The problem here is the boss doesn't understand engineering.
One of the things that set me off to leaving is when i was reprimanded for taking the time to produce all the drawings for a particular design and making them as correct as possible, which takes more time then the last engineer.
My boss was like "How is it taking you so long to do these designs, Keith could have these done in a day, all he used to do was just use one drawing and stretch it. Then Mark (the machinist) would fix all the problems in the shop"
I asked my boss "what happens if Mark dies in a freak accident, who's going to fix all the mistakes?"
My boss just said " I dont know, just have this done by the end of the day."
This conversation was after numerous discussions with him stressing the importance of having correct designs on file, not only for simple manufacturing, simple duplication, but CYA. Some people just don't get it.

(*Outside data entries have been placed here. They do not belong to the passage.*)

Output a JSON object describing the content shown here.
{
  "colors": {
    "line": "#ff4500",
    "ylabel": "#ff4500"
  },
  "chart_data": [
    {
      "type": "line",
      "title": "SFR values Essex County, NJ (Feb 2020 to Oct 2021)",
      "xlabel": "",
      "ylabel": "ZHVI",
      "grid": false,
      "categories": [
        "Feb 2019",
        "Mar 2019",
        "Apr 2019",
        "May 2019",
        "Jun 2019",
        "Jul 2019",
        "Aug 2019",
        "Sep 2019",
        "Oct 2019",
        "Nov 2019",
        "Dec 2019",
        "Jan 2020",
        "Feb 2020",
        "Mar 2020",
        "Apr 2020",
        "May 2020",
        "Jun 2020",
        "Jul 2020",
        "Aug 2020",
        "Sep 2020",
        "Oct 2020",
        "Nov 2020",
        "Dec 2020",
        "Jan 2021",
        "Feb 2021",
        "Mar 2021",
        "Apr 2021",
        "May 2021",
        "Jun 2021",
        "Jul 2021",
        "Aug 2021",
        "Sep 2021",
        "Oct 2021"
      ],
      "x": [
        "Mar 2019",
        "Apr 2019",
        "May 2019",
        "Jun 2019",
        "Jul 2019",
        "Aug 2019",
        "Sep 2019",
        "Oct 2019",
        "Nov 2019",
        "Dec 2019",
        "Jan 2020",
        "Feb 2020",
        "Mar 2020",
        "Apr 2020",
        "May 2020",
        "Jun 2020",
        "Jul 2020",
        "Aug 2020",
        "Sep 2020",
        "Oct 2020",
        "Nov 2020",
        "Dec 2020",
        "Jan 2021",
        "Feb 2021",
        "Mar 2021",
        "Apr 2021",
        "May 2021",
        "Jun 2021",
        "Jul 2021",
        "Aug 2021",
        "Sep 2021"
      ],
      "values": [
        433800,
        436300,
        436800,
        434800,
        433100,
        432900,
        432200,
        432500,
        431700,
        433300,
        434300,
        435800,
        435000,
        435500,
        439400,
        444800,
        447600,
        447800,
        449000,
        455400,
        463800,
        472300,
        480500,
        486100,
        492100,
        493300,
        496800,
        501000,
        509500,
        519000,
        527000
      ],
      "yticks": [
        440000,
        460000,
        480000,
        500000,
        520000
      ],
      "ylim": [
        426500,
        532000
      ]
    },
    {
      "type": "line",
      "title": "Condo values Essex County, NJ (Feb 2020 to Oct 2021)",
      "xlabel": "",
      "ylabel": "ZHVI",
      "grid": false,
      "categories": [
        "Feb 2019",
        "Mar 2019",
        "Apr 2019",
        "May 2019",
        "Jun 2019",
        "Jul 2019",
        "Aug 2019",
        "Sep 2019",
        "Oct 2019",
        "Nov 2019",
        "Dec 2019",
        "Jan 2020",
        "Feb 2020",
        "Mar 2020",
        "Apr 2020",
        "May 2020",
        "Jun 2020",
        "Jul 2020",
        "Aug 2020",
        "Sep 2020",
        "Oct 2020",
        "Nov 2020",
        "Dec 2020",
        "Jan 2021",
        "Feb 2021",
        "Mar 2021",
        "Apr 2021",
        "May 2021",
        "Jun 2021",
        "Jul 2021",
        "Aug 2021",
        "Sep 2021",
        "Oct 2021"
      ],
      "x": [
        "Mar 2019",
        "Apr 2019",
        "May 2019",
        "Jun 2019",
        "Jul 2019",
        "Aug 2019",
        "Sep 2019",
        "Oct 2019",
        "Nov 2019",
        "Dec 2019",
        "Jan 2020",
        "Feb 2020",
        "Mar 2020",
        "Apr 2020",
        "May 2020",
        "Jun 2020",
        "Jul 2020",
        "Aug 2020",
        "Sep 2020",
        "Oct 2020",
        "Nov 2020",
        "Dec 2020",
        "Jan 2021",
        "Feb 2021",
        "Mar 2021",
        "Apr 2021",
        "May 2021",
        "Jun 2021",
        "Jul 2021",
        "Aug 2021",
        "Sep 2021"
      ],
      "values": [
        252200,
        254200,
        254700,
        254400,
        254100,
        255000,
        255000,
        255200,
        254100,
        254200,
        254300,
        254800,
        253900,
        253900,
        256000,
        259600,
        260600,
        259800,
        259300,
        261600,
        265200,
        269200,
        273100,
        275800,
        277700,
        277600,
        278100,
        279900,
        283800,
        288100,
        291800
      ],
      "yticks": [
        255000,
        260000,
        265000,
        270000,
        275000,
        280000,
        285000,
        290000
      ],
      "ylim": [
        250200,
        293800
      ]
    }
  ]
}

I can't wait to actually work with engineers and have a boss that's an engineer! and of course the raise is nice to.
RE: Leave your brain on the desk when you go
RE: Leave your brain on the desk when you go
I am just looking forward to my long weekend and starting my new job!
RE: Leave your brain on the desk when you go
Congratulations on getting your new job. Although we would all like to forget our soon-to-be former employers, you never know when you may need a reference (which I needed from 3 previous employers when I went for additional PE Licenses). Its usually best to leave on as good terms as you can, even when they don't deserve it.